In stating the deliveries at an average of 4,500,000 lbs. for the next five months, we have taken this amount merely for the purpose of arriving at a conclusion. In case the deliveries of the months of February to June inclusive average, as is generally expected, 5,000,000 lbs. a month, the stocks at 1st July next will be under 12,200,000 lbs., or 3¾ million lbs. less than at the corresponding date.
We can but consider this a very healthy outlook, especially as it is simultaneous with the estimated decrease in the supply of China Tea, and the possibility that the shipments to the United Kingdom may not reach the estimate. With respect to the latter contingency, we must recollect that new markets are being rapidly developed for Indian Tea. Australia, America, and other parts than the United Kingdom took over three million pounds from 1st May to 31st December last year, compared with less than a third of that quantity shipped thence from India in the corresponding period of 1881. A continuance of this rapid rate of outside demand would considerably curtail our supply, and develope the growing Indian industry.
Gow and Wilson,
19, Little Tower Street, London, E.C.
The diagram omitted shows as follows: it gives the results quarterly, I only give them yearly in millions of pounds.

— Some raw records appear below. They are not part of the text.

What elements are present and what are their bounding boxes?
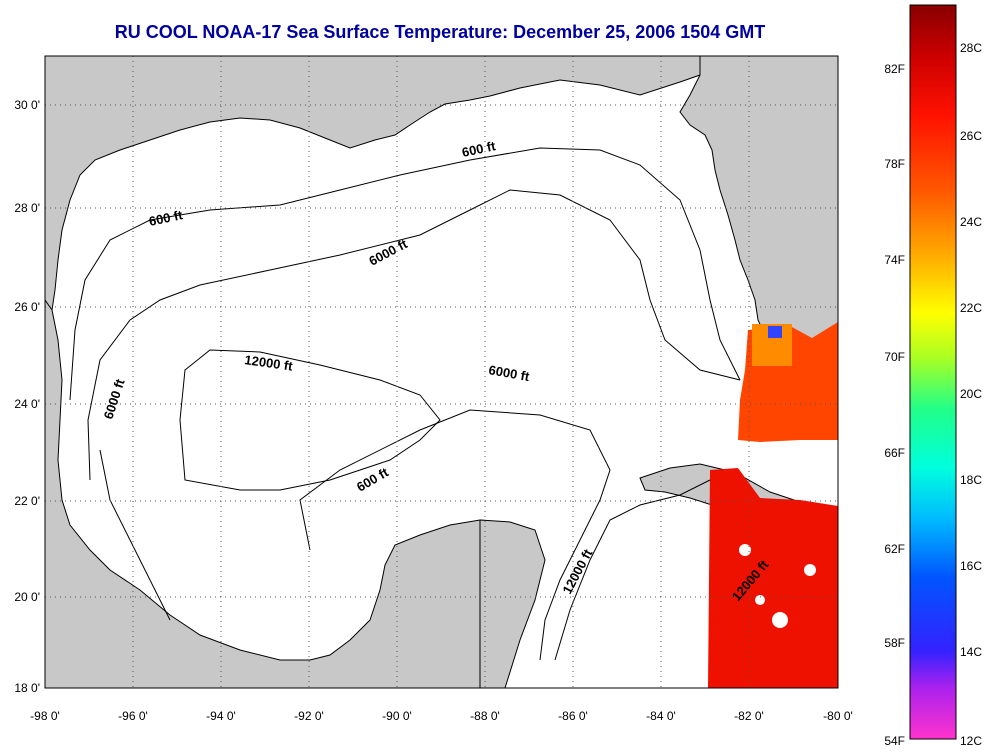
y-tick-label: 18 0' xyxy=(14,681,40,695)
colorbar-c-label: 26C xyxy=(960,129,982,143)
contour-600ft xyxy=(69,147,741,401)
x-tick-label: -92 0' xyxy=(294,709,324,723)
colorbar-f-label: 74F xyxy=(884,253,905,267)
cloud-gap xyxy=(804,564,816,576)
colorbar-f-label: 58F xyxy=(884,636,905,650)
y-tick-label: 26 0' xyxy=(14,300,40,314)
colorbar-c-label: 18C xyxy=(960,473,982,487)
map-frame xyxy=(44,55,839,689)
colorbar-f-label: 78F xyxy=(884,157,905,171)
contour-12000ft-channel xyxy=(554,479,711,661)
y-tick-label: 22 0' xyxy=(14,494,40,508)
map-grid xyxy=(45,56,838,688)
y-axis: 18 0' 20 0' 22 0' 24 0' 26 0' 28 0' 30 0… xyxy=(14,98,40,695)
colorbar-c-label: 22C xyxy=(960,301,982,315)
y-tick-label: 28 0' xyxy=(14,201,40,215)
depth-label: 600 ft xyxy=(148,207,185,229)
depth-label: 6000 ft xyxy=(487,362,531,384)
colorbar-f-label: 70F xyxy=(884,350,905,364)
depth-label: 600 ft xyxy=(461,138,498,160)
y-tick-label: 24 0' xyxy=(14,397,40,411)
contour-6000ft xyxy=(87,189,741,481)
land-us-gulf-coast xyxy=(45,56,721,311)
colorbar-c-label: 12C xyxy=(960,734,982,748)
cloud-gap xyxy=(772,612,788,628)
depth-label: 12000 ft xyxy=(244,352,295,374)
colorbar-c-label: 16C xyxy=(960,559,982,573)
y-tick-label: 20 0' xyxy=(14,590,40,604)
x-tick-label: -82 0' xyxy=(734,709,764,723)
x-tick-label: -84 0' xyxy=(646,709,676,723)
colorbar: 82F 78F 74F 70F 66F 62F 58F 54F 28C 26C … xyxy=(884,4,982,748)
x-tick-label: -90 0' xyxy=(382,709,412,723)
x-tick-label: -96 0' xyxy=(118,709,148,723)
colorbar-c-label: 24C xyxy=(960,215,982,229)
colorbar-c-label: 20C xyxy=(960,387,982,401)
map-title: RU COOL NOAA-17 Sea Surface Temperature:… xyxy=(114,22,766,42)
colorbar-f-label: 54F xyxy=(884,734,905,748)
contour-6000ft-south xyxy=(99,409,611,661)
cloud-gap xyxy=(755,595,765,605)
land-yucatan xyxy=(479,519,546,688)
cloud-gap xyxy=(739,544,751,556)
x-tick-label: -86 0' xyxy=(558,709,588,723)
sst-swath-caribbean xyxy=(708,468,838,688)
colorbar-c-label: 14C xyxy=(960,645,982,659)
x-tick-label: -80 0' xyxy=(823,709,853,723)
x-tick-label: -94 0' xyxy=(206,709,236,723)
colorbar-f-label: 62F xyxy=(884,542,905,556)
contour-12000ft xyxy=(179,349,441,491)
colorbar-f-label: 66F xyxy=(884,446,905,460)
colorbar-gradient xyxy=(909,4,957,740)
x-tick-label: -98 0' xyxy=(30,709,60,723)
colorbar-f-label: 82F xyxy=(884,62,905,76)
colorbar-c-label: 28C xyxy=(960,41,982,55)
x-axis: -98 0' -96 0' -94 0' -92 0' -90 0' -88 0… xyxy=(30,709,853,723)
sst-cool-patch xyxy=(768,326,782,338)
x-tick-label: -88 0' xyxy=(470,709,500,723)
y-tick-label: 30 0' xyxy=(14,98,40,112)
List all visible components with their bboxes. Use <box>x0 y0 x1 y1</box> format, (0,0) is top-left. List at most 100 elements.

CONSUMPTION OF CHINA AND INDIAN TEAS IN THE UNITED KINGDOM FOR THE LAST FIVE YEARS.
| 1878. | 1879. | 1880. | 1881. | 1882. | ||
| China | 128½ | 125¼ | 114½ | 111¼ | 114 | All are Millions of Pounds. |
| Indian | 36 | 35½ | 43¾ | 48½ | 51½ | |
| Totals. | 164½ | 160¾ | 158¼ | 159¾ | 165½ |
Thus, while China Tea consumption has decreased in five years by fourteen and a-half millions of pounds, Indian has increased by fifteen and a-half millions!

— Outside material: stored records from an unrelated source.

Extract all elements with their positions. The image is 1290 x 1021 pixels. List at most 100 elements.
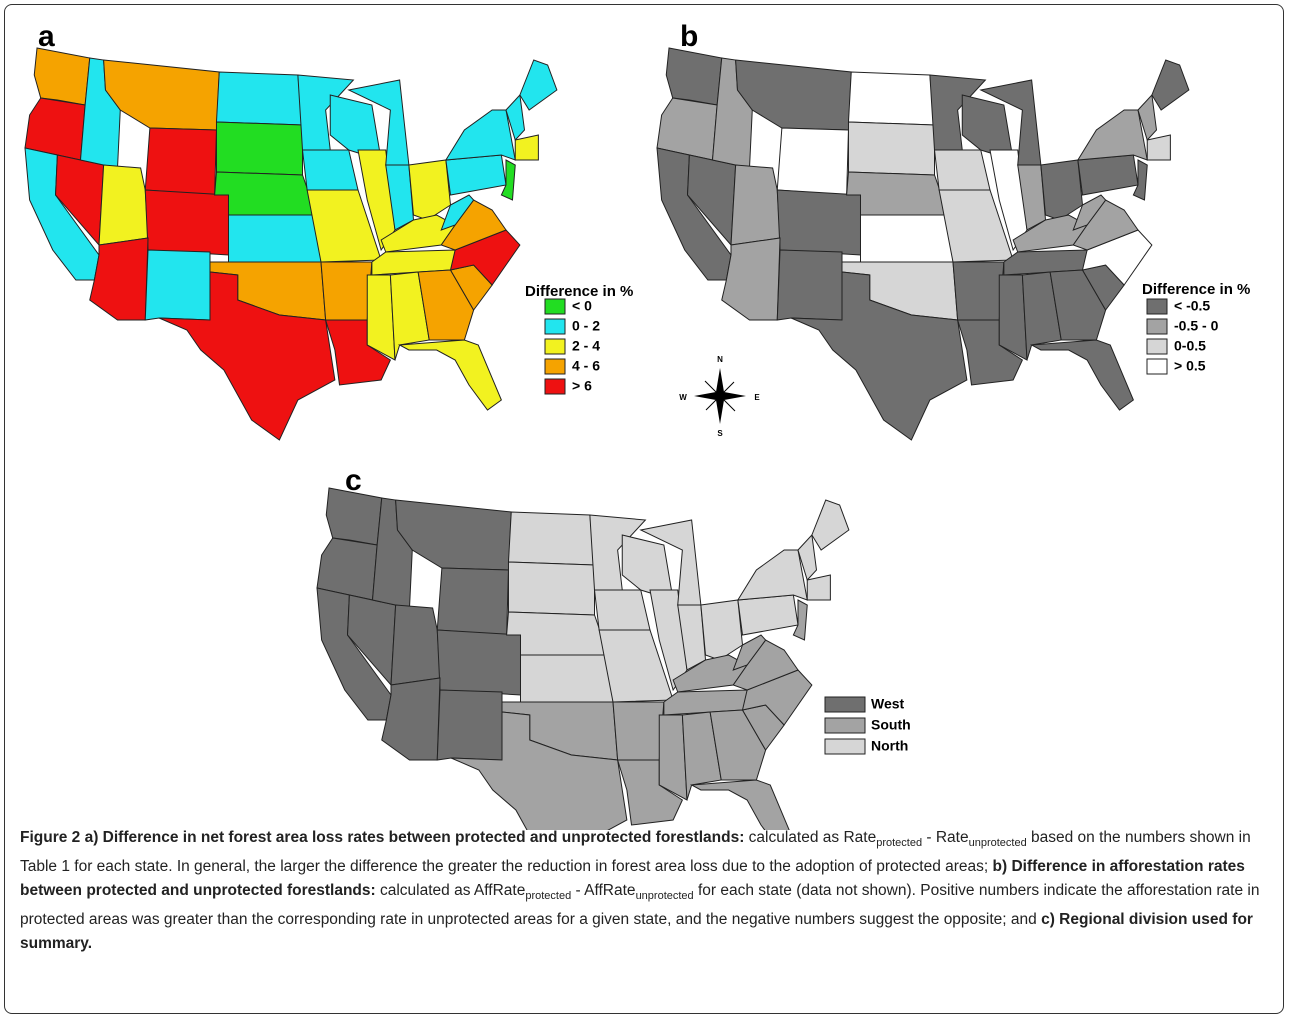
compass-label: S	[717, 429, 723, 438]
legend-swatch	[545, 339, 565, 354]
compass-label: E	[754, 393, 760, 402]
legend-label: West	[871, 696, 905, 712]
legend-swatch	[545, 359, 565, 374]
state	[666, 48, 722, 105]
caption-text: Figure 2 a) Difference in net forest are…	[20, 829, 744, 846]
state	[722, 238, 780, 320]
legend-label: North	[871, 738, 908, 754]
state	[216, 72, 302, 125]
state	[391, 605, 440, 685]
state	[848, 72, 934, 125]
state	[861, 215, 954, 262]
panel-label: a	[38, 20, 55, 53]
state	[216, 122, 302, 175]
caption-text: unprotected	[969, 837, 1027, 849]
state	[145, 190, 228, 255]
legend-title: Difference in %	[1142, 281, 1250, 298]
state	[145, 250, 210, 320]
state	[1147, 135, 1170, 160]
state	[1152, 60, 1189, 110]
caption-text: - AffRate	[571, 882, 635, 899]
state	[520, 60, 557, 110]
caption-text: calculated as Rate	[744, 829, 876, 846]
state	[437, 568, 508, 635]
state	[409, 160, 451, 220]
state	[953, 262, 1004, 320]
state	[508, 562, 594, 615]
state	[731, 165, 780, 245]
map	[317, 488, 849, 830]
state	[303, 150, 359, 190]
state	[777, 250, 842, 320]
legend-label: 2 - 4	[572, 338, 600, 354]
legend-swatch	[1147, 359, 1167, 374]
state	[508, 512, 594, 565]
state	[382, 678, 440, 760]
state	[807, 575, 830, 600]
legend-label: < 0	[572, 298, 592, 314]
legend-label: 0 - 2	[572, 318, 600, 334]
legend-label: 4 - 6	[572, 358, 600, 374]
legend-swatch	[1147, 319, 1167, 334]
compass-label: N	[717, 355, 723, 364]
state	[437, 690, 502, 760]
state	[1041, 160, 1083, 220]
map	[657, 48, 1189, 440]
state	[321, 262, 372, 320]
state	[400, 340, 502, 410]
caption-text: protected	[525, 890, 571, 902]
caption: Figure 2 a) Difference in net forest are…	[20, 826, 1272, 956]
caption-text: unprotected	[636, 890, 694, 902]
page: {"panels": [ {"label": "a", "legend_titl…	[0, 0, 1290, 1021]
compass-label: W	[679, 393, 687, 402]
state	[692, 780, 794, 830]
state	[1078, 110, 1147, 160]
state	[848, 122, 934, 175]
maps: a b c Difference in % Difference in % N …	[0, 0, 1290, 830]
legend-label: 0-0.5	[1174, 338, 1206, 354]
state	[104, 60, 220, 130]
state	[1032, 340, 1134, 410]
state	[935, 150, 991, 190]
compass: N S W E	[679, 355, 760, 438]
state	[738, 595, 798, 635]
legend-swatch	[825, 697, 865, 712]
state	[515, 135, 538, 160]
legend-label: -0.5 - 0	[1174, 318, 1219, 334]
state	[847, 172, 949, 215]
state	[521, 655, 614, 702]
state	[736, 60, 852, 130]
caption-text: calculated as AffRate	[376, 882, 526, 899]
state	[34, 48, 90, 105]
legend-label: < -0.5	[1174, 298, 1210, 314]
state	[215, 172, 317, 215]
legend-swatch	[1147, 339, 1167, 354]
state	[738, 550, 807, 600]
legend-swatch	[545, 319, 565, 334]
map	[25, 48, 557, 440]
state	[229, 215, 322, 262]
legend-swatch	[825, 718, 865, 733]
legend-label: > 6	[572, 378, 592, 394]
panel-label: b	[680, 20, 698, 53]
state	[1078, 155, 1138, 195]
state	[446, 110, 515, 160]
legend-swatch	[545, 299, 565, 314]
caption-text: - Rate	[922, 829, 969, 846]
legend-label: > 0.5	[1174, 358, 1206, 374]
state	[595, 590, 651, 630]
state	[613, 702, 664, 760]
state	[396, 500, 512, 570]
state	[145, 128, 216, 195]
caption-text: protected	[876, 837, 922, 849]
state	[812, 500, 849, 550]
legend-label: South	[871, 717, 911, 733]
legend-swatch	[1147, 299, 1167, 314]
state	[507, 612, 609, 655]
state	[446, 155, 506, 195]
state	[701, 600, 743, 660]
state	[90, 238, 148, 320]
legend-swatch	[545, 379, 565, 394]
state	[99, 165, 148, 245]
state	[777, 128, 848, 195]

It must be remembered that the former table given at page [194] deals with imports, this with consumption, and thus the difference in the figures.

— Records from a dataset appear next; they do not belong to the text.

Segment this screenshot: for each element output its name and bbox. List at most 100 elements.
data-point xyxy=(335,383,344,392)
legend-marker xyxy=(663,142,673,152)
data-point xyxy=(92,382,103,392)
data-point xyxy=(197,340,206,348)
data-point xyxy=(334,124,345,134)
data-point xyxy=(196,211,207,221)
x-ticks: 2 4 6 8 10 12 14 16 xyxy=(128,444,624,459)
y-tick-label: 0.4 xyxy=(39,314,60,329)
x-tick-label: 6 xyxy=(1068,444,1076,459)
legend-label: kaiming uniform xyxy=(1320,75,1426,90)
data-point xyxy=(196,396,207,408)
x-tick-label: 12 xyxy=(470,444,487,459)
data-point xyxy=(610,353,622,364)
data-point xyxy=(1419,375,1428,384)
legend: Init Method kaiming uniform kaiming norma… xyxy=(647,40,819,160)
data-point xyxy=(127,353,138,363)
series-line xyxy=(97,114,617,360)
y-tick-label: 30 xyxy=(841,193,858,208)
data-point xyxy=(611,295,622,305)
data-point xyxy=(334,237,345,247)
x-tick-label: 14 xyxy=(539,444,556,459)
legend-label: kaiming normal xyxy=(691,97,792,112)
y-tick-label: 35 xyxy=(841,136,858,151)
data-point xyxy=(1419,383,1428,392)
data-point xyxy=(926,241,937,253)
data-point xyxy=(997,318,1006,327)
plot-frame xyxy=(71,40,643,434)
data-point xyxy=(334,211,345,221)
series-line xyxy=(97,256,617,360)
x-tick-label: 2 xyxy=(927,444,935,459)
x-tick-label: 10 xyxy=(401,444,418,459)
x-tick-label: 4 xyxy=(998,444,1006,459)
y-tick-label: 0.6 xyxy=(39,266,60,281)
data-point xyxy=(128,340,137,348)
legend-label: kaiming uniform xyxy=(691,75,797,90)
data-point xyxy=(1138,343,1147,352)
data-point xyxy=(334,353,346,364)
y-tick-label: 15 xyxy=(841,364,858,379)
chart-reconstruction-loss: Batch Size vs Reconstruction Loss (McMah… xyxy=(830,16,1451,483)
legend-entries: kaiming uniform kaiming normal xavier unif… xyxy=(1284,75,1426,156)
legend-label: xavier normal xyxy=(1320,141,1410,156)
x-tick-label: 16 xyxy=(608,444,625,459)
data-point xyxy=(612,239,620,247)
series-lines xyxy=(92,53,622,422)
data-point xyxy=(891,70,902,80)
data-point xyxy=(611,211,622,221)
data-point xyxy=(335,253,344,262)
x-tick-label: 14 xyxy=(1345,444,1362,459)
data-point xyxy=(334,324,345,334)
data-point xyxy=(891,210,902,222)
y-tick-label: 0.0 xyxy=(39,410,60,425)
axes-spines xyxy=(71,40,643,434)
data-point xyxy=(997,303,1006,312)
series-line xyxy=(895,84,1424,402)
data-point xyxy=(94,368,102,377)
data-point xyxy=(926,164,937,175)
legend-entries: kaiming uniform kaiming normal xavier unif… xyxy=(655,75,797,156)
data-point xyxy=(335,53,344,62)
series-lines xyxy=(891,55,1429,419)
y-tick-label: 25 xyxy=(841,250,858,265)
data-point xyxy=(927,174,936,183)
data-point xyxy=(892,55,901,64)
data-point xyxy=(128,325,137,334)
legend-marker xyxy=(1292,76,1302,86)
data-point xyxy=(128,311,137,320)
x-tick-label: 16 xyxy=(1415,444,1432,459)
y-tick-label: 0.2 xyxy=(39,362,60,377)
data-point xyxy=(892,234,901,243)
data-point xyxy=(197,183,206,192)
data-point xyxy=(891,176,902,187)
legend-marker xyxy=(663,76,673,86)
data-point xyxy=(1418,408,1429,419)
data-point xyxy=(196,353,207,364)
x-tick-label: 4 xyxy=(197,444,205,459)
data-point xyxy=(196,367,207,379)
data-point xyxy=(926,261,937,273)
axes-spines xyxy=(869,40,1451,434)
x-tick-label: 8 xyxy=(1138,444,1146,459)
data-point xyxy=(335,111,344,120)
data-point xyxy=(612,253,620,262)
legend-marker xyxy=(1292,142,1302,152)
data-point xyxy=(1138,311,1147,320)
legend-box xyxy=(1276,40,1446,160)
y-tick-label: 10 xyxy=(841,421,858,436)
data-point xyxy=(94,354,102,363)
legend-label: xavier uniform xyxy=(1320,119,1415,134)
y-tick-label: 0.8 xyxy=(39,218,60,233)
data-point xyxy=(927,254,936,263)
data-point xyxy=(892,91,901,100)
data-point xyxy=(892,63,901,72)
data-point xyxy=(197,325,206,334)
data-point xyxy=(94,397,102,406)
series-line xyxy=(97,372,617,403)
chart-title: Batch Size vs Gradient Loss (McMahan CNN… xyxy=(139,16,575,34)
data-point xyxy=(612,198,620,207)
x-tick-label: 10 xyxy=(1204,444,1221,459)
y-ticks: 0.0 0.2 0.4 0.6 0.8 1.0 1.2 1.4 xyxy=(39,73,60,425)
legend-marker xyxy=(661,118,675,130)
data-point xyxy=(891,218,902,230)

The following extract from the Tea Gazette (January, 1883) is interesting in a statistical point of view:—
The exports to Australia (which, as it is well known, have increased more than twenty-fold in six years) now occupy a position only second to that of the United Kingdom; and if the P. and O. Company would see its own interest, it would facilitate by every means in its power so important a development of a great industry.